Artist Kvita Mongroo will be launching her first collection of paper collage and mixed media artwork with Soft Box Gallery in St Clair from October 1–15, 2022.
The show’s title “We swore…that we would never leave the island” is an excerpt from Derek Walcott’s poem Another Life.
Mongroo who is a Trinidadian/Canadian artist shares, “For the title of my first solo exhibition I was searching for the right words to encompass the powerful effect that a life in the West Indies can have on you. After some research I came across a line in Walcott’s Another Life and was immediately struck by memories of my grief at leaving Trinidad for the second time as an adult.
“In his prophetic words, ‘We swore…that we would never leave the island…’ was the promise I made to myself at that time: never to forget those enormous mango tree roots in the primary school yard where we sat and spoke with the naïve certainty that life could only get more beautiful.”
Mongroo creates her masterful collages through a careful process of tearing paper (no scissors) and layering it to create semi abstractions of objects and scenes on canvas.
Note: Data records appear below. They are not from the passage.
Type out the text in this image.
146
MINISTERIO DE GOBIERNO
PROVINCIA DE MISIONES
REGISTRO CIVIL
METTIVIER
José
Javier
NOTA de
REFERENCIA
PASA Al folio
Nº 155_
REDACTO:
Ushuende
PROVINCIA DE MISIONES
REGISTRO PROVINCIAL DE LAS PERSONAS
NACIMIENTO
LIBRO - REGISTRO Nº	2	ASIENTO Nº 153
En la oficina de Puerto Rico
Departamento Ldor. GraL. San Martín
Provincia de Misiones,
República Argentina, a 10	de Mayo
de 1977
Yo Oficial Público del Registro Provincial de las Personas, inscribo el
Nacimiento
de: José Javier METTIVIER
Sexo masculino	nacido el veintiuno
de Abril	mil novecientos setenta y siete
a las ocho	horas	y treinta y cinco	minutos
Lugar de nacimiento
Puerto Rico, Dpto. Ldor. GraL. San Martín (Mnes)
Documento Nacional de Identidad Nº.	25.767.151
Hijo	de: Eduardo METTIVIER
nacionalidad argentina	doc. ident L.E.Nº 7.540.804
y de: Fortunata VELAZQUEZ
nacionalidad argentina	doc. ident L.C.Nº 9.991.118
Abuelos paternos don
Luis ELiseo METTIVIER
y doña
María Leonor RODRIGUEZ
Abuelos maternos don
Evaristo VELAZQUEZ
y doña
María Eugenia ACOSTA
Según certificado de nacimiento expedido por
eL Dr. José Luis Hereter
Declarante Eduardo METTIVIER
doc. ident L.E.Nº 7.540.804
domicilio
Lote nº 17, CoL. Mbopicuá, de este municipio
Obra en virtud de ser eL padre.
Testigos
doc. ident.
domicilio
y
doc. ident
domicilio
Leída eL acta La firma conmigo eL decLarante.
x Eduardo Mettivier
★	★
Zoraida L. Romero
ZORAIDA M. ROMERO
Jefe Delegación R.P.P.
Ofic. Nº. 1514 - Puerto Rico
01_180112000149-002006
She sometimes incorporates acrylic and spray paint for background effects.
Artist Kvita Mongroo at work in her garden.
While studying art at Naparima Girls’ High School, she took her earliest inspiration from Jackie Hinkson and Lisa O’Connor, admiring the effortless appearance of light in their work. Like them, her current work primarily focuses on still life and scenery in the West Indies. She believes that the lightness of the enriched but relaxed atmosphere of the Caribbean is best captured through the innocence and imprecision of the paper collage medium. This meticulous technique allows for a deceptively simple play of colour, pattern and texture, resulting in the joyful mosaic that is island life. More than a decade of work has culminated in this, her first collection.
Women in paper collage is something Mongroo would like to celebrate as collage is an art form often overlooked, stemming from artists as early as Mary Delaney (1700 – 1788) who as a British artist arguably pioneered intricate paper collage though it was not accepted as a serious art form until Matisse dabbled in it almost 100 years later. The internationally celebrated Kenyan artist Wangechi Mutu beg her career primarily with paper collage cut from magazines focused on the female form.
There are other female artists closer to home like Marguerite Wyke (1908 – 1995) who included aspects of paper collage in her mixed media work, and Tonia St Cyr who works extensively with paper.
“I really stand on the shoulders of these women who saw the fragile beauty and versatility of paper as a medium. My work is always evolving and there is so much more I want to communicate. I am especially concerned with issues of environmental degradation and would hate for my work to become a moratorium for what used to be. I hope that people leave the show with renewed devotion to protecting our collective West Indian heritage, whether we are talking about the natural landscape, architecture or various celebrations.
This exhibition seeks to capture the intangible essence those of us lucky enough to be born in the island light know all about. To truly absorb the magic of your existence on a beautiful island is the challenge I am presenting,” she said.
Opening night reception: Saturday October 1, 6 pm-8.30 pm. The exhibition runs from October 1 to October 15.